If you show PoseNet a photo, it will tell you exactly where it was taken. That sounds easy in a world where every photograph you snap is tagged with GPS coordinates, but PoseNet doesn't need GPS. Instead, it actually recognizes the scene in the image, and works out where you were standing based on that.
The system is accurate to six feet, and can even tell which way you were facing when you took the photo—to within three degrees.
PoseNet, from researchers at the University of Cambridge, uses something called deep convolutional neural networks to do its magic, which is based on the way the visual cortex of animals processes visual stimuli. These networks can be used for image recognition, including picking out faces from a crowd, even when partially hidden or upside down.
The technique has a few advantages over other kinds of image recognition. First, it’s fast. Show PoseNet a photo and it will tell you where it was taken within five milliseconds. Next, it’s lightweight. The PoseNet system relies on a database of less than 50 megabytes, whereas some rival systems need to store gigabytes of reference photographs, and then process them.
"I believe PoseNet has three main advantages over GPS and related technologies," PoseNet’s Alex Kendall tells Co.Exist. "Firstly, GPS requires infrastructure (e.g., the satellites). Secondly, GPS does not give you an estimate of orientation. Third, GPS is often inaccurate, and does not work in indoor environments."
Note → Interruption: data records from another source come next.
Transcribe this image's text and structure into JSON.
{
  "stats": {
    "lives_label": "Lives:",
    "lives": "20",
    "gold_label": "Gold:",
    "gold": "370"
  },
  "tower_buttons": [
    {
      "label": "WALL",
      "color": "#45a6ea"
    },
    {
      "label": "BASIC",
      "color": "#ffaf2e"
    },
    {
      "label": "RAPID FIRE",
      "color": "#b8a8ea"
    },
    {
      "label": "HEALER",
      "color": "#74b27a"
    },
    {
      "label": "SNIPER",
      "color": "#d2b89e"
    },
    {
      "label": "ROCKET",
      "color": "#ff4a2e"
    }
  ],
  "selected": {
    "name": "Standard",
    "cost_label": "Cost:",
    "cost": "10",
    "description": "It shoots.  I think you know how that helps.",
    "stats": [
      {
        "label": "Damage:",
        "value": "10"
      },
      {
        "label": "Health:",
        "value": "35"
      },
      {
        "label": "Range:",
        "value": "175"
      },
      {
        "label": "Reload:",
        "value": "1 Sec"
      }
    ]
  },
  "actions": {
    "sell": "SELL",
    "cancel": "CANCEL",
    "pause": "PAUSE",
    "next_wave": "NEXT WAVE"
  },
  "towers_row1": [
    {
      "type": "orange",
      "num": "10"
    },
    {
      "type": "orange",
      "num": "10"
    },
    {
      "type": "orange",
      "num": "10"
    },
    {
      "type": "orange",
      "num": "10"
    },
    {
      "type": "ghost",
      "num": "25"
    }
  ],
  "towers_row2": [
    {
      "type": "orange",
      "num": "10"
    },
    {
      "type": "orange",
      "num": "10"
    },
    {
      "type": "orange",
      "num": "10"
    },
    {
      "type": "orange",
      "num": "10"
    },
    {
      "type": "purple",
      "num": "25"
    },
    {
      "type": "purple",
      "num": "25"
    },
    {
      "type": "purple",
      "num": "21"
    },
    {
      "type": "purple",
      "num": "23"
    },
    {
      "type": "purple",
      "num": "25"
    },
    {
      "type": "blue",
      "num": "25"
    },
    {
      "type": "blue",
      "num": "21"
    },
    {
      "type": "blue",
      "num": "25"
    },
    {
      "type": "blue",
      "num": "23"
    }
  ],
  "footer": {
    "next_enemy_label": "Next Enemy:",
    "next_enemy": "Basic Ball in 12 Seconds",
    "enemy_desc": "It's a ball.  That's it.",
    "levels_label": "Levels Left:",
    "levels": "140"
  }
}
PoseNet needs to be trained first, which involves showing it lots of photographs, which it studies and reduces to a small database. The images need to be labeled with 3-D camera location data, which tells the system which way the camera was facing, but that’s common in today’s cameras.
Currently PoseNet only works in one part of Cambridge, England—it’s a tech demo—but you can try it out yourself. The system was trained using a data set of 12,000 images, covering six scenes around Cambridge University. Because the system is so fast, and the data storage requirements so low, it could easily be scaled for worldwide use. Imagine if this tech was given access to Google’s Street View data: You’d be able to show it pretty much any photograph and know instantly where it was taken.
Speaking of Google—the search company has its own project that attempts to do the same thing: work out the location of a photo just by looking at it. But unlike PoseNet, Google’s PlaNet manages to place just 3.6% of images at street-level accuracy. The success rate rises to 10.1% at city level, but that’s hardly the "superhuman levels of accuracy" claimed by the PlaNet team.
"Our approach is most likely more accurate as it is trained on a smaller scale than PlaNet," says Kendall. And PoseNet can do something Google’s project cannot. "PoseNet is attractive because it is able to estimate the camera's location in metric coordinates. In contrast, PlaNet simply classifies an image into a discrete region."
There are, of course, privacy concerns with such technology. You can scrub the GPS coordinates from your photos easily, and devices like the iPhone remove it automatically when you share an image. But PoseNet needs no such GPS data—it just needs the picture and it knows where you are. There’s no hiding. Law enforcement is going to love it. The rest of us might think twice about posting all our photos online.